鍛錬をするには早すぎる、そう知りながらその六幻がイノセンスだと知って、興味本位で手合わせしようとした。勿論幼い神田相手に本気で掛かるつもりなど無かったし、自分とて、何ら問題がないと、そう信じて疑わなかった。
…………だが。
長すぎる刀を構えてデイシャと対峙した瞬間、その刀は白く輝き――――――そして神田の目は、あの年齢にして、歴戦のエクソシストにも勝るとも劣らない覇気を湛えていた。
いや、あれは覇気などと呼べる代物ではない。
正しく呼ぶなら、あれは―――――――狂気だ。
結果は、勝利に無邪気に喜ぶ神田と、…………呆然としたデイシャを前に途方に暮れる事になったのだが。
『マー君に頼みたいのは、勿論ユー君の日常生活のサポートとかもなんだけどね…………それ以上に、あの子に力の使い方という物を教えてあげて欲しいんだ。
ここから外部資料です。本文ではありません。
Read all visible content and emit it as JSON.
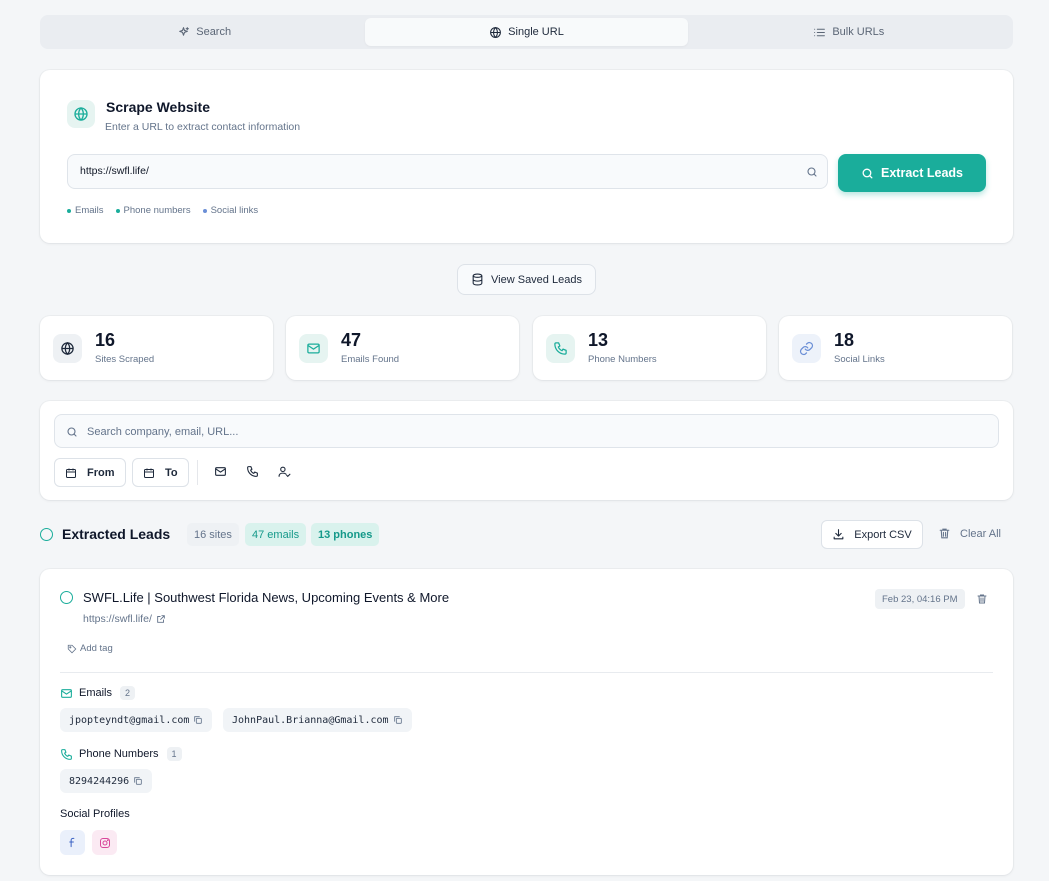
{
  "tabs": [
    {
      "label": "Search",
      "icon": "sparkle-icon"
    },
    {
      "label": "Single URL",
      "icon": "globe-icon",
      "active": true
    },
    {
      "label": "Bulk URLs",
      "icon": "list-icon"
    }
  ],
  "scrape": {
    "title": "Scrape Website",
    "subtitle": "Enter a URL to extract contact information",
    "url_value": "https://swfl.life/",
    "extract_label": "Extract Leads",
    "chips": [
      "Emails",
      "Phone numbers",
      "Social links"
    ],
    "chip_colors": [
      "#1aad9b",
      "#1aad9b",
      "#6b8fd6"
    ]
  },
  "saved": {
    "label": "View Saved Leads"
  },
  "stats": [
    {
      "value": "16",
      "label": "Sites Scraped"
    },
    {
      "value": "47",
      "label": "Emails Found"
    },
    {
      "value": "13",
      "label": "Phone Numbers"
    },
    {
      "value": "18",
      "label": "Social Links"
    }
  ],
  "filter": {
    "search_placeholder": "Search company, email, URL...",
    "from_label": "From",
    "to_label": "To"
  },
  "leads_header": {
    "title": "Extracted Leads",
    "sites_pill": "16 sites",
    "emails_pill": "47 emails",
    "phones_pill": "13 phones",
    "export_label": "Export CSV",
    "clear_label": "Clear All"
  },
  "lead": {
    "title": "SWFL.Life | Southwest Florida News, Upcoming Events & More",
    "url": "https://swfl.life/",
    "date": "Feb 23, 04:16 PM",
    "add_tag": "Add tag",
    "emails_label": "Emails",
    "emails_count": "2",
    "emails": [
      "jpopteyndt@gmail.com",
      "JohnPaul.Brianna@Gmail.com"
    ],
    "phones_label": "Phone Numbers",
    "phones_count": "1",
    "phones": [
      "8294244296"
    ],
    "social_label": "Social Profiles",
    "social": [
      "facebook-icon",
      "instagram-icon"
    ]
  },
  "colors": {
    "accent": "#1aad9b",
    "page_bg": "#f4f6f8"
  }
}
そうでないと…………ユー君の力は、ちょっとだけ危険だからね』
元帥という地位にいるが故に常に神田の傍にいるわけにはいかない師が、そう言っていた。
確かに、――――――確かにアレは、危険だ。エクソシストだから、という物ではない。エクソシストであろうがなかろうが、アレは、危険だ。使い方を一つ誤れば周囲の人間も、そして神田自身をも滅ぼすだろう。
この歳にして、これだけの遣い手。
元帥自らが、極東の国に迎えに行ったという事はある――――――。
『マリ、これ、判らない…………』
「ん? どうした?」
しかしながら、その脅威さえなければ――――――いやあったとしても、神田は可愛らしい弟弟子だ。
最近は私にもデイシャにも懐いてくれている。当初元帥の足元を離れなかった事を思えばこれは多大な進歩だ。
神田が指差した文を読み上げると、彼はそれを復唱した。若年ゆえに、言語の習得は早いようだ。これなら半年と掛からず会話が可能になるだろう。
納得したのか声を上げて喜ぶ神田を見て、――――――さて、この子供をどうやって導こうかと、そんな事を考えた。